Dalam situasi genting, Meng Fan menatap Zhou Biao dan Kak Yang, berkata tegas, “Tak peduli berapa banyak masalah kalian sebelumnya, mulai sekarang segera lupakan semua itu. Perintahkan anak buah kalian membangun pertahanan, cepat, sekarang juga!”

“...Baiklah!”

Kak Yang akhirnya memutuskan mengikuti saran Meng Fan, ia segera mengayunkan tangan dan berteriak pada para pengungsi, “Kalian semua dengar, segera siapkan senjata, kita harus menjaga pintu tempat perlindungan. Ini rumah kita, jangan biarkan monster masuk!”

Zhou Biao juga, setelah ragu sejenak, memilih percaya pada Meng Fan. Ia berbalik dan berteriak pada anak buahnya, “Cepat, jaga pintu, bertahan sampai pagi!”

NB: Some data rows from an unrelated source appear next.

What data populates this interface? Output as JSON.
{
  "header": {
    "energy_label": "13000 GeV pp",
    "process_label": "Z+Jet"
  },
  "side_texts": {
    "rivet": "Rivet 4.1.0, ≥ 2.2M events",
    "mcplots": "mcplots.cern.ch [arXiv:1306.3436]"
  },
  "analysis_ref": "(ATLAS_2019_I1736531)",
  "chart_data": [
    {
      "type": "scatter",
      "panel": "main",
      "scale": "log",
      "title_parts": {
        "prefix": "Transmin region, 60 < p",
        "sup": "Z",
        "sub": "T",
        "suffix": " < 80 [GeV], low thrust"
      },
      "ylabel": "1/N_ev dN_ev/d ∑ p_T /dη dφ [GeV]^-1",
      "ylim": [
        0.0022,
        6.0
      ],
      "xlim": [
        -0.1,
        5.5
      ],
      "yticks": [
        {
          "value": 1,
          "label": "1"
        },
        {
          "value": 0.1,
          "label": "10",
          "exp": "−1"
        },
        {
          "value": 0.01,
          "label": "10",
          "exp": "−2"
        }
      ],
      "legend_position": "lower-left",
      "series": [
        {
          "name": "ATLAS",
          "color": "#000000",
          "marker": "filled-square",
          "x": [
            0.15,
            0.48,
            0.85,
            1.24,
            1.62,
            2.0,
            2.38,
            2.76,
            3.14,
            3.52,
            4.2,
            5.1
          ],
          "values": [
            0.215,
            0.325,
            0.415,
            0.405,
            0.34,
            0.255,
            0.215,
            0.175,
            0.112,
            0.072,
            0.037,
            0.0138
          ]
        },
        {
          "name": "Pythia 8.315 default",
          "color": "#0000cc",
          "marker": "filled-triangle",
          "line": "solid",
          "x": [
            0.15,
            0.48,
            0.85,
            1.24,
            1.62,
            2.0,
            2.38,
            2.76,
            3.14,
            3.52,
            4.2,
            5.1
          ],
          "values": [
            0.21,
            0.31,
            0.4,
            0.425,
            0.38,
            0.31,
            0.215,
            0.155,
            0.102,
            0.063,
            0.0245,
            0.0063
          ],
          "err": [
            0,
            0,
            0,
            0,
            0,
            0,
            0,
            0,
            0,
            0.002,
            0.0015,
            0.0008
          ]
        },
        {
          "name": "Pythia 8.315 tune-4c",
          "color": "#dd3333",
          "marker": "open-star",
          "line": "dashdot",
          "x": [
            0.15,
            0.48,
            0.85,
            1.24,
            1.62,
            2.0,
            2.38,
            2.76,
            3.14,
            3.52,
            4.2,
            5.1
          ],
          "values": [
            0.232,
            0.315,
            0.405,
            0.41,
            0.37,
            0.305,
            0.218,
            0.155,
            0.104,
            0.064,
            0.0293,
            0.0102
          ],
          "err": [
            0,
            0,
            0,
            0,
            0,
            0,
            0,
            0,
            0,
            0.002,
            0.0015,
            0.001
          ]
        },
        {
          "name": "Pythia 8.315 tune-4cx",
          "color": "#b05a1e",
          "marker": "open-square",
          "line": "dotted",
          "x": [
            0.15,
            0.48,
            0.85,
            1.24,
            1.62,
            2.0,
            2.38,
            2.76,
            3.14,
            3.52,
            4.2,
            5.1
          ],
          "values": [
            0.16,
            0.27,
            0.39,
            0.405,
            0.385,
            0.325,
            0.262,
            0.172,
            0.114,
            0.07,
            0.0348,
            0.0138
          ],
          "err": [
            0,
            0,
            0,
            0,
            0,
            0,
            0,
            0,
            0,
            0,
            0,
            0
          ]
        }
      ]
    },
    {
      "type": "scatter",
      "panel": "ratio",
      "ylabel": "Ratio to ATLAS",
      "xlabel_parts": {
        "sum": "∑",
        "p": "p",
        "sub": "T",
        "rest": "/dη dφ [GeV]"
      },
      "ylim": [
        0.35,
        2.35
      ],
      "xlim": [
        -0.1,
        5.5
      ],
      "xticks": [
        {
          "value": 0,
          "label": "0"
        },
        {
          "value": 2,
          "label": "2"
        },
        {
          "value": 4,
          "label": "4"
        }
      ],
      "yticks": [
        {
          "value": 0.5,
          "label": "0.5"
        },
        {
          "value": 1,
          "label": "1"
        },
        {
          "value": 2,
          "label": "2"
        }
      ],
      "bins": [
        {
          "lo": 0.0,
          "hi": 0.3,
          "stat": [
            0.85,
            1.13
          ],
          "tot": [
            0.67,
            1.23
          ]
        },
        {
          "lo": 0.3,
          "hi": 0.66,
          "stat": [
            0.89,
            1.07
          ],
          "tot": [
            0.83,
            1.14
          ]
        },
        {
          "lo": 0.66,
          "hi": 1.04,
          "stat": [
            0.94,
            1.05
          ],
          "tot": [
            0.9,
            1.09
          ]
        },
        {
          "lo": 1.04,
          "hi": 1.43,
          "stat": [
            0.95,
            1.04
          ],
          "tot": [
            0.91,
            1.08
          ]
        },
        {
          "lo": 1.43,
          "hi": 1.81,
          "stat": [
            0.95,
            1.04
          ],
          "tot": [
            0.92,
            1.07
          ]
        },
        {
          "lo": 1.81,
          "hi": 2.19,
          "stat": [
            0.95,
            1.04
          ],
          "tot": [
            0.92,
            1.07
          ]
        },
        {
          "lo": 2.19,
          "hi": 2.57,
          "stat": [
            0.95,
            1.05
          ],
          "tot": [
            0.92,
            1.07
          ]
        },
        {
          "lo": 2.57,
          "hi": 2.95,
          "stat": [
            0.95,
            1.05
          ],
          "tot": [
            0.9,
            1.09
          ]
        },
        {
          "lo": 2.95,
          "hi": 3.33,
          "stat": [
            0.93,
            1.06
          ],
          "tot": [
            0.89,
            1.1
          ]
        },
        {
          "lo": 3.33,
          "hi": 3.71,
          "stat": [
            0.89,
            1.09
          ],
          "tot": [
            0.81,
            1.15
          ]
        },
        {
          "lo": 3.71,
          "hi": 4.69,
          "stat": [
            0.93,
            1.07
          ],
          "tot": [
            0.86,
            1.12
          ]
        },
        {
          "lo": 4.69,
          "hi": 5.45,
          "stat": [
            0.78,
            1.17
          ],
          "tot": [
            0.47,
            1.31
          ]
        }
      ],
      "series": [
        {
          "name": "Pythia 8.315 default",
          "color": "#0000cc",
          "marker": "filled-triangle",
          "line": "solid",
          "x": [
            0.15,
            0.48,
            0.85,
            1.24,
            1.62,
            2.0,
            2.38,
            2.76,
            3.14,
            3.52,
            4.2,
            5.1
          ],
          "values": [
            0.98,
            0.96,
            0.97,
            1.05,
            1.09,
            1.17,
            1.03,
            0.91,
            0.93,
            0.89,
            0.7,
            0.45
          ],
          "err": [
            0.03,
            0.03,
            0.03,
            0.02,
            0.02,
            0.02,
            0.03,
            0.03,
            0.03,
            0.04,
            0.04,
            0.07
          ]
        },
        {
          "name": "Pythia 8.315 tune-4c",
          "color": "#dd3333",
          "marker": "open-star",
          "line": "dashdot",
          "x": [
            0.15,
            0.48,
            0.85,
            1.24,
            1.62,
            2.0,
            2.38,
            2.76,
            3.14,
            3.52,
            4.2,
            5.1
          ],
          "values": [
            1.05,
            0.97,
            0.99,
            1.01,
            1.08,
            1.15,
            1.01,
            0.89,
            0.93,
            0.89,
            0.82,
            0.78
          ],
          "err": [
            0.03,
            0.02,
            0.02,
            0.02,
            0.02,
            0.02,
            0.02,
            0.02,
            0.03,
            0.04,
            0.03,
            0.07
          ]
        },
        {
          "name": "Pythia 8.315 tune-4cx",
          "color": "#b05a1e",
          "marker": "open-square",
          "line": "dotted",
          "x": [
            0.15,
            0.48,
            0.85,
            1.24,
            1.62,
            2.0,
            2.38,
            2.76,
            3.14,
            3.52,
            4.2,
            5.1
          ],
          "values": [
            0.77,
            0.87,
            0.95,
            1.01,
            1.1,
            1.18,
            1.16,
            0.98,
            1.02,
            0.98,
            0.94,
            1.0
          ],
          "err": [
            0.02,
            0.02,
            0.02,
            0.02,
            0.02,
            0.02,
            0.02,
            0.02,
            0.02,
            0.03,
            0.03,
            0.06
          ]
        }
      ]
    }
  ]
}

Zhou Biao memang tidak menyukai Meng Fan, apalagi tadi ia dibuat malu di depan orang banyak. Ia sebenarnya ingin menangkap Meng Fan.

Namun, begitu info tentang zombie tersebar, ia terpaksa menunda niatnya dan memimpin pertahanan.

Seperti yang diduga Meng Fan, gelombang zombie kali ini juga datang sangat cepat.

Baru saja orang-orang digerakkan, pintu rolling dan pagar kawat di luar tempat perlindungan langsung terdengar suara serangan zombie.

“Benar-benar datang, sialan, sudah banyak upaya isolasi, kenapa tidak ada gunanya?”

Kak Yang menatap ke arah suara, wajahnya yang pucat menunjukkan keheranan dan ketegangan.

Zhou Biao hanya tersenyum kaku, “Waktu aku masuk, aku tak sengaja merusak alat isolasi kalian, mungkin zombie mengikuti jalur itu masuk.”

“Kamu…”

Wajah Kak Yang langsung dingin, ia menatap Zhou Biao dengan marah. Meng Fan segera berkata, “Sudah, jangan bertengkar, siapkan diri melawan musuh. Kita punya banyak orang, asal bekerjasama, masih ada harapan menjaga tempat perlindungan ini.”

Sebelumnya, Meng Fan sudah mempelajari keadaan tempat perlindungan ini dengan baik.

Kak Yang memiliki sekitar lima puluh penyintas, setengahnya laki-laki. Ditambah Zhou Biao dan sepuluh anak buahnya, total sekitar empat puluh orang yang siap bertarung. Selama semua pintu dijaga, tak akan ada masalah besar.